Right now, I don't think I could manage alone. I needed my friend-caretaker to rearrange the couch so that I could pretty much lounge down, which is how I'm spending the day, with frequent naps. (post anesthesia effect, maybe?)
Waking up again at 4-5 am. Any position I'm trying to sleep on is painful, with lipo-ed sides and lifted butt. The easiest is flat on my belly, but then I'm waking up with back ache.
I'm now alone, and carrying on with normal life is rather, er, interesting.
I can't bend over obviously, because of the scar; I can't kneel, everything needs to be at waist level or higher. Anything that falls stays on the floor. I now wish I had cleaned the house thoroughly before the op!
I still need my pain meds every 4-5 hours, and still wake up mid-night when they wear out. With the meds, though, the pain levels are quite tolerable.
Day 6 - first post-op visit
First visit to the clinic post-op.
I was supposed to come in two days earlier (day 4 post-op) to change my bandages, but since I had been alone, there was no way I could have driven for an hour, I needed for someone to drive me up there.
Verdict from Dr. Plovier: everything is perfect!
I have to say, it was the first time I removed the compression garment (I hadn't dared to take it out even for a shower before), and I was horrified to see the scar – was it, like, ACROSS MY BUTT MID-HEIGHT??? I had a brief but intense bout of panic.
Turns out… of course all was fine. It's simply that my butt had been sagging my entire adult life. I just had never seen it end so high up!
Sleeping is still an issue. If anything, the pain feels more intense. It feels like my thighs are full of painful marbles.
First endermologie session. I was a bit hesitant, considering the extra cost, but BeClinic insisted it would really help.
I know it will ease the swelling, but… OH BOY. OUCH. It feels VERY pleasant in non-lipo-ed parts, but on the bruises… oof.
Getting back into the compression garment was quite the challenge, afterwards.
I finally can kneel down! But sitting down on a normal chair is still fairly painful. I was out at friends' and had to leave after a couple of hours, because I couldn't stand the pain of sitting normally any longer.
It' s the first day I attempt driving, and it's decidedly uncomfortable. But at least now I'm autonomous!
I understand why the clinic said butt lift meant two weeks social isolation. You do need them.
Day 14 post-op
Now the pain levels are really manageable. I stopped taking pills and it's the first day I feel quite normal.

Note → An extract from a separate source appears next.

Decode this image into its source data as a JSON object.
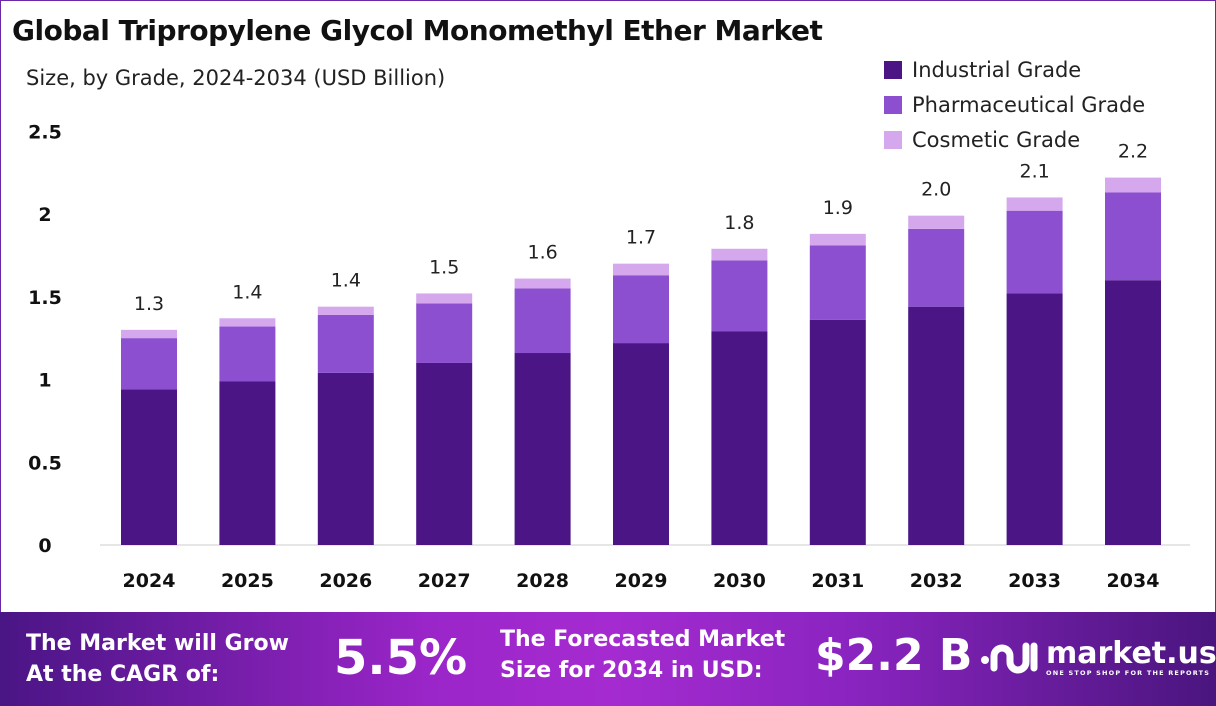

I got my stitches removed, the scar re-dressed, all good and fine.
Day 20 post-op
All is well, I can move easily, sitting is still a bit of an issue, but otherwise OK.

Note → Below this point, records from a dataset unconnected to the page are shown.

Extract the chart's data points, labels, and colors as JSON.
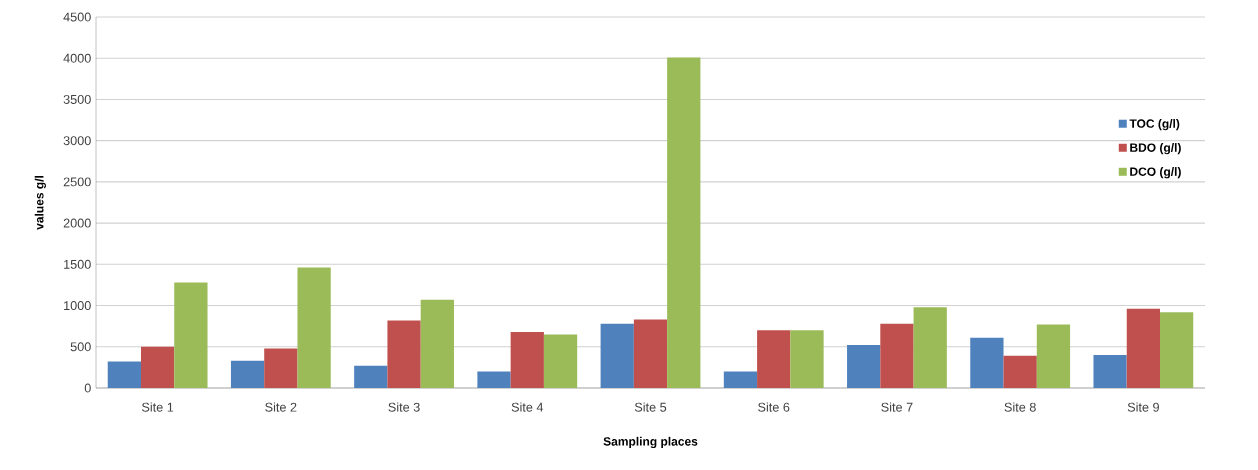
{
  "chart_data": {
    "type": "bar",
    "xlabel": "Sampling places",
    "ylabel": "values g/l",
    "categories": [
      "Site 1",
      "Site 2",
      "Site 3",
      "Site 4",
      "Site 5",
      "Site 6",
      "Site 7",
      "Site 8",
      "Site 9"
    ],
    "series": [
      {
        "name": "TOC (g/l)",
        "color": "#4f81bd",
        "values": [
          320,
          330,
          270,
          200,
          780,
          200,
          520,
          610,
          400
        ]
      },
      {
        "name": "BDO (g/l)",
        "color": "#c0504d",
        "values": [
          500,
          480,
          820,
          680,
          830,
          700,
          780,
          390,
          960
        ]
      },
      {
        "name": "DCO (g/l)",
        "color": "#9bbb59",
        "values": [
          1280,
          1460,
          1070,
          650,
          4010,
          700,
          980,
          770,
          920
        ]
      }
    ],
    "ylim": [
      0,
      4500
    ],
    "yticks": [
      0,
      500,
      1000,
      1500,
      2000,
      2500,
      3000,
      3500,
      4000,
      4500
    ],
    "grid": "y",
    "legend": "right"
  }
}
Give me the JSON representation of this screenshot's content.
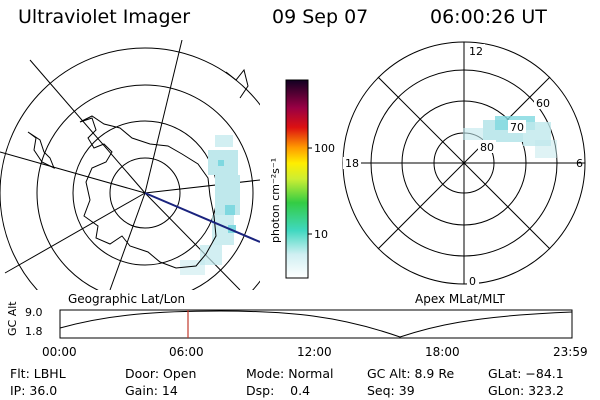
{
  "header": {
    "instrument": "Ultraviolet Imager",
    "date": "09 Sep 07",
    "time": "06:00:26 UT"
  },
  "colorbar": {
    "unit_label": "photon cm⁻²s⁻¹",
    "ticks": [
      "100",
      "10"
    ],
    "scale": "log"
  },
  "left_panel": {
    "caption": "Geographic Lat/Lon"
  },
  "right_panel": {
    "caption": "Apex MLat/MLT",
    "mlt_labels": {
      "top": "12",
      "left": "18",
      "right": "6",
      "bottom": "0"
    },
    "mlat_labels": [
      "60",
      "70",
      "80"
    ]
  },
  "timeline": {
    "axis_label": "GC Alt",
    "y_ticks": [
      "9.0",
      "1.8"
    ],
    "x_ticks": [
      "00:00",
      "06:00",
      "12:00",
      "18:00",
      "23:59"
    ],
    "marker_color": "#c0392b"
  },
  "footer": {
    "rows": [
      [
        "Flt: LBHL",
        "Door: Open",
        "Mode: Normal",
        "GC Alt: 8.9 Re",
        "GLat: −84.1"
      ],
      [
        "IP: 36.0",
        "Gain: 14",
        "Dsp:    0.4",
        "Seq: 39",
        "GLon: 323.2"
      ]
    ]
  }
}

I just took off the bandages. The look of my scar is... ugly. And it looks like I have flab under the cut. The outside of my thighs looks perfect, but the inside is… I don't know if they're still pudgy, or if it's lose skin.
I do know it's way too early for it to look like anything, of course, and these are obviously not the final result, but it's still a bit scary to see right now...

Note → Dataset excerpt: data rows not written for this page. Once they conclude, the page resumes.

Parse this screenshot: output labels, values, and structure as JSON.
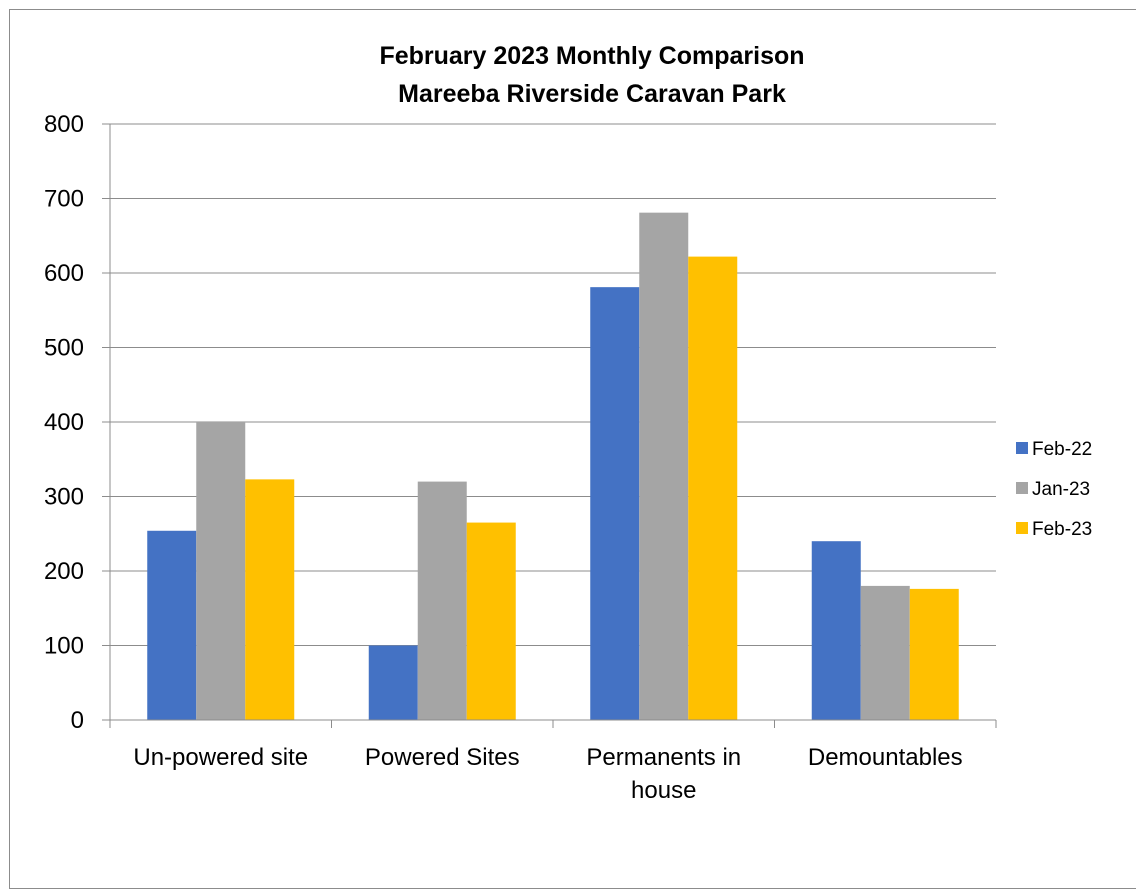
{
  "chart_data": {
    "type": "bar",
    "title_lines": [
      "February 2023  Monthly Comparison",
      "Mareeba Riverside Caravan Park"
    ],
    "categories": [
      [
        "Un-powered site"
      ],
      [
        "Powered Sites"
      ],
      [
        "Permanents in",
        "house"
      ],
      [
        "Demountables"
      ]
    ],
    "series": [
      {
        "name": "Feb-22",
        "color": "#4472C4",
        "values": [
          254,
          100,
          581,
          240
        ]
      },
      {
        "name": "Jan-23",
        "color": "#A5A5A5",
        "values": [
          400,
          320,
          681,
          180
        ]
      },
      {
        "name": "Feb-23",
        "color": "#FFC000",
        "values": [
          323,
          265,
          622,
          176
        ]
      }
    ],
    "ylim": [
      0,
      800
    ],
    "yticks": [
      0,
      100,
      200,
      300,
      400,
      500,
      600,
      700,
      800
    ],
    "grid": true,
    "legend_position": "right"
  }
}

Meanwhile, the endermologie lady says my scar is actually looking much better than she was expecting. I can't wait for it to settle!
One month post-op
The scar is looking better!
I've been diligently using scar cream twice a day on it. It's still SO strange to see this little tiny butt with what is still looking like a bit of flab underneath… but I know these are not the final results, by far, and that I'm going to have to gain muscle mass to get a proper, er, "curvature" there, of course.
I'm supposed now to be able to remove the compression garment, but I've seen a number of docs here advising 6 weeks, so even if I'm sick of it, I think I'll go on a big longer. And I will certainly wear it for exercise.
I've been able to walk all afternoon this weekend, without any problem!